“Within my reach!
I could have touched!
I might have chanced that way!”
I may have led you to believe that D and I moved into an unoccupied apartment. The truth is that the absent master of the house has left his roommate behind. It’s an exceptionally well-behaved roommate who doesn’t make a noise unless we solicit one. The roommate never leaves dirty dishes in the sink or stinks up the toilet. And the roommate is absolutely gorgeous. Big, black, and beautiful. Gleaming.
Music is a language I understand but don’t speak. My father was a pianist, not professionally trained yet proficient enough to be on stage during his college and after-college years. He performed songs with his group of cabaret friends and later played at home almost every night.
I went to music school as a young child, learned my notes on a wooden flute, then switched to piano. I loved hearing my father perform—he would light up the room with his half-improvised tunes—but playing didn’t come easy for me. I remember practicing scales, endless scales, then the simplest of songs, whereas I desired to play real music. Perhaps I had no talent or no stamina at that age. I dutifully went to my lessons and trained at home until my parents divorced and I moved into a house without a piano.
I could have gone to my father’s house each day. I was nine years old, and my old home, where his piano waited, was at a walking distance from my school. I could have continued learning to speak a language I adored.
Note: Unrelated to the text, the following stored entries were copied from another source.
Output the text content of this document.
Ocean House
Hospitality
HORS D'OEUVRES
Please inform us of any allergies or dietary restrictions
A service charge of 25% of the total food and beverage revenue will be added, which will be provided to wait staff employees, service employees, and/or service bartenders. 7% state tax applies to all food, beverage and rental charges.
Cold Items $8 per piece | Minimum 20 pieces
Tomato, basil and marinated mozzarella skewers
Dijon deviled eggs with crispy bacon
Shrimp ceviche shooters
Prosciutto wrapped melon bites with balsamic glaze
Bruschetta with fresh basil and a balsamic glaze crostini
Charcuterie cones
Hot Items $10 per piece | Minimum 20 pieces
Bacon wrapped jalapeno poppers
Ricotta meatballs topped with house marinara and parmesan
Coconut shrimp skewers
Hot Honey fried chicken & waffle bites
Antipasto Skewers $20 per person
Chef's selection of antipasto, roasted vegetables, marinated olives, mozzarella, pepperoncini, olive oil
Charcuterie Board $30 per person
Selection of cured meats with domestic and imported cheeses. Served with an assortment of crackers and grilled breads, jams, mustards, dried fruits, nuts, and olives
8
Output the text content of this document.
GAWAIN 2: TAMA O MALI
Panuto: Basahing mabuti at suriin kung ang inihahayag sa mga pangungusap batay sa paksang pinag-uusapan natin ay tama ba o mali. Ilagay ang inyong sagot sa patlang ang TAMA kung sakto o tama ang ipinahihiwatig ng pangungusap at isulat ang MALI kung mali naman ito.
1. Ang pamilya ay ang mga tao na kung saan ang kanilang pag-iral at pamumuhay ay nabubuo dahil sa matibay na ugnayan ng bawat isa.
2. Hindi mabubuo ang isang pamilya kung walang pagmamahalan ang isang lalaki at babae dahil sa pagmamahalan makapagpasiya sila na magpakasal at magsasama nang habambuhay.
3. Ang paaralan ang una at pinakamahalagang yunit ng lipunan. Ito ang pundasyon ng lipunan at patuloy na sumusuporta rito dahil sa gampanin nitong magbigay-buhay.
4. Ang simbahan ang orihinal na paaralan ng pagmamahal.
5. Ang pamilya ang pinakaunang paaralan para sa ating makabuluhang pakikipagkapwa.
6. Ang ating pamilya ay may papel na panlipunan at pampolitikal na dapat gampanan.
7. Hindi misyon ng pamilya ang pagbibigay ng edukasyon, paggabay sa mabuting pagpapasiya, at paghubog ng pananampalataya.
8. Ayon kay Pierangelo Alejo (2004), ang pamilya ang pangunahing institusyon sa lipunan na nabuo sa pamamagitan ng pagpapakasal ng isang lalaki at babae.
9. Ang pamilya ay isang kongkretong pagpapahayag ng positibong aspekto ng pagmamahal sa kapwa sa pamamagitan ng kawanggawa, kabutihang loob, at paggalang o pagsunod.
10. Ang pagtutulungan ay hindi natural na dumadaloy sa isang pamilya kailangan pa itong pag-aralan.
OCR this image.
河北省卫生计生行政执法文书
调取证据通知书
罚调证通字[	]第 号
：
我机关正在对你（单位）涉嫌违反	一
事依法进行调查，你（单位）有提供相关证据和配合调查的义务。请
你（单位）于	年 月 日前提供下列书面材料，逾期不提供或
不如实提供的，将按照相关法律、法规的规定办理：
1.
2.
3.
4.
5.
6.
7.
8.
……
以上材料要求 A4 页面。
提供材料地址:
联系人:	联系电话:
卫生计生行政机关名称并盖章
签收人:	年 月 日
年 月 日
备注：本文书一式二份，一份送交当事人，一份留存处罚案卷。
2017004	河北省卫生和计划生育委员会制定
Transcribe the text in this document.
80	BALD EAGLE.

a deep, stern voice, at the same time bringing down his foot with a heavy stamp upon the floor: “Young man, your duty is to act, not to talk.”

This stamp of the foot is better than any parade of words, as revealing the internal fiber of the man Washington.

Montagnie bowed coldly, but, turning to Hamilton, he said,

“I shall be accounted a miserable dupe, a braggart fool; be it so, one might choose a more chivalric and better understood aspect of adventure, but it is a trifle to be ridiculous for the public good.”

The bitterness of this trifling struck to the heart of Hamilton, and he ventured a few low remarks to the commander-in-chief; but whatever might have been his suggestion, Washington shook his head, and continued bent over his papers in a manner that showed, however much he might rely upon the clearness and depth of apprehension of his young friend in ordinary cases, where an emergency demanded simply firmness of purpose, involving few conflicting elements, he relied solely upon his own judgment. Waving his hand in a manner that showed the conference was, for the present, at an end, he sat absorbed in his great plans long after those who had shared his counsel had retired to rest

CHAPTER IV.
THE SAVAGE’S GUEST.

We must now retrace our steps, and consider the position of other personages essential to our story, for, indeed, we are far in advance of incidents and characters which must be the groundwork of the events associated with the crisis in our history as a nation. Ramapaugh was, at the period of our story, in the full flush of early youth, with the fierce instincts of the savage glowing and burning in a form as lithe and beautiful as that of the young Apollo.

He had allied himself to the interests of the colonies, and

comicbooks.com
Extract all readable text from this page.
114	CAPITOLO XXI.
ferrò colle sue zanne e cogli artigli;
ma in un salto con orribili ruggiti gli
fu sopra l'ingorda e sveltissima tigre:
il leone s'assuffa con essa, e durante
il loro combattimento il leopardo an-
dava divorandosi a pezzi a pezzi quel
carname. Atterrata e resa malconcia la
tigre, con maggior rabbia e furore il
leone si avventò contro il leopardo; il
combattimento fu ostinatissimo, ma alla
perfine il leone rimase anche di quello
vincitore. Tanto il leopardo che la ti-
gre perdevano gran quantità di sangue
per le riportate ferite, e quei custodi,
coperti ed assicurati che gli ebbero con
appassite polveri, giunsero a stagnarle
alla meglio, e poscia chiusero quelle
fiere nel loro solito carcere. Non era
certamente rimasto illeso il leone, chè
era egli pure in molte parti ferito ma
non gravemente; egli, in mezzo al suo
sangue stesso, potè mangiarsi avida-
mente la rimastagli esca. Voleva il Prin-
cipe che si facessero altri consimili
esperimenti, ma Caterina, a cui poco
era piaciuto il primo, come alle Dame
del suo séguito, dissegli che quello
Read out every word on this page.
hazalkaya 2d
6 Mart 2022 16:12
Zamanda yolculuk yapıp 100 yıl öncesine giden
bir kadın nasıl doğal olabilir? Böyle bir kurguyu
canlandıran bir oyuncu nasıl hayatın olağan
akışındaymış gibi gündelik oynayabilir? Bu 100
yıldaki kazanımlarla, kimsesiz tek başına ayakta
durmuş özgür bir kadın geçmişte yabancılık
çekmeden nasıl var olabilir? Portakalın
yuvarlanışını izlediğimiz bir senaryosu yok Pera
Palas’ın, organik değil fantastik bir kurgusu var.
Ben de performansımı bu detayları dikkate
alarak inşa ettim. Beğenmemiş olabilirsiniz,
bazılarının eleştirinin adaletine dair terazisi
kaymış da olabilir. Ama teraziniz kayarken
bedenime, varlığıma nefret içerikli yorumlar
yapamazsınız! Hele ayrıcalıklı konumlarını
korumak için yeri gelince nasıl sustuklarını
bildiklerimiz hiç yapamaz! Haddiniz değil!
D is a trained musician who can play several instruments. Although we’ve been together for almost twenty years, the times I’ve heard him play are limited. He’s a self-conscious player, unwilling to perform unless he knows the piece well. Unwilling to perform for people more accomplished than he is. Unwilling to perform on out-of-tune instruments. Unwilling to perform just for fun, because for the longest time, music was also his job: playing it put him in a professional mindset that invited stress.
But now we live with this big and beautiful roommate who almost seems to demand his touch. And I’m the only one around. And he’s allowing himself to try out some compositions and just play, just play. It makes me so happy.
It’s a shame my father never got to meet D. He died two weeks after I met the man who would become the love of my life, and in my memory, the grief and the falling in love and the music is all mixed up. I must write about that one day.
* Photo: I don’t think this one needs any explanation.